Departure is on Sunday 28/06/2009 at 13:00 from the conference venue, please be there in advance.
University of Economics in Prague / Vysoká škola ekonomická v Praze
W. Churchill Sq. 4 / Náměstí W. Churchilla 4
Prague 3 / Praha 3
Czech Republic / Česká republika
Karlín is an old inner city neighbourhood near the city centre and beside the Vltava River. This neighbourhood, which has undergone deindustrialisation and seen the creation of cleaved sites, is now going through rapid regeneration and a dramatic restructuring the urban morphology, land use, and social composition of local inhabitants. The field trip provides insight into the neighbourhood and the main development projects that have been reshaping it since the 1990s.
Suburbanisation is the main process of urban change that is reshaping contemporary post-socialist cities. Residential suburbanisation has developed around Prague since the late 1990s, fuelled by the increasing wealth of Prague´s inhabitants, the availability of restituted land, and support from national and local government housing policies. The field trip presents different types of suburban residential development in a booming area southeast of Prague to illustrate both the dynamics and variability of suburban residential developments and contrast them with old rural settlements.
This field trip focuses on both non-residential and residential development in the Prague outer urban zone, devoting special attention to ribbon development and commercial clusters around highways, spatially concentrated housing, and sprawling landscapes. The main goal is to illustrate the various faces of suburbanisation and discuss new forms peripheral in the context of sustainable metropolitan growth.

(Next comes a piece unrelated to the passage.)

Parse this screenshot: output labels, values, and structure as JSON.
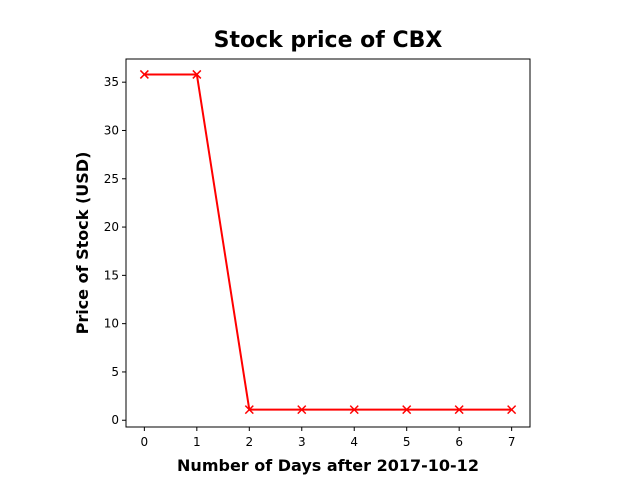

Until recently, gated and guarded residential areas have not constituted a prominent type of development in the Czech Republic or the City of Prague. However, as the residential property market has matured, developers have come out with a specific niche form of residential property development that attracts residents interested in and willing to pay a premium to live in an environment of security and peace, obtained through their physical separation from the outside world. The field trip presents examples of gated developments and discusses the major driving forces that led to their development.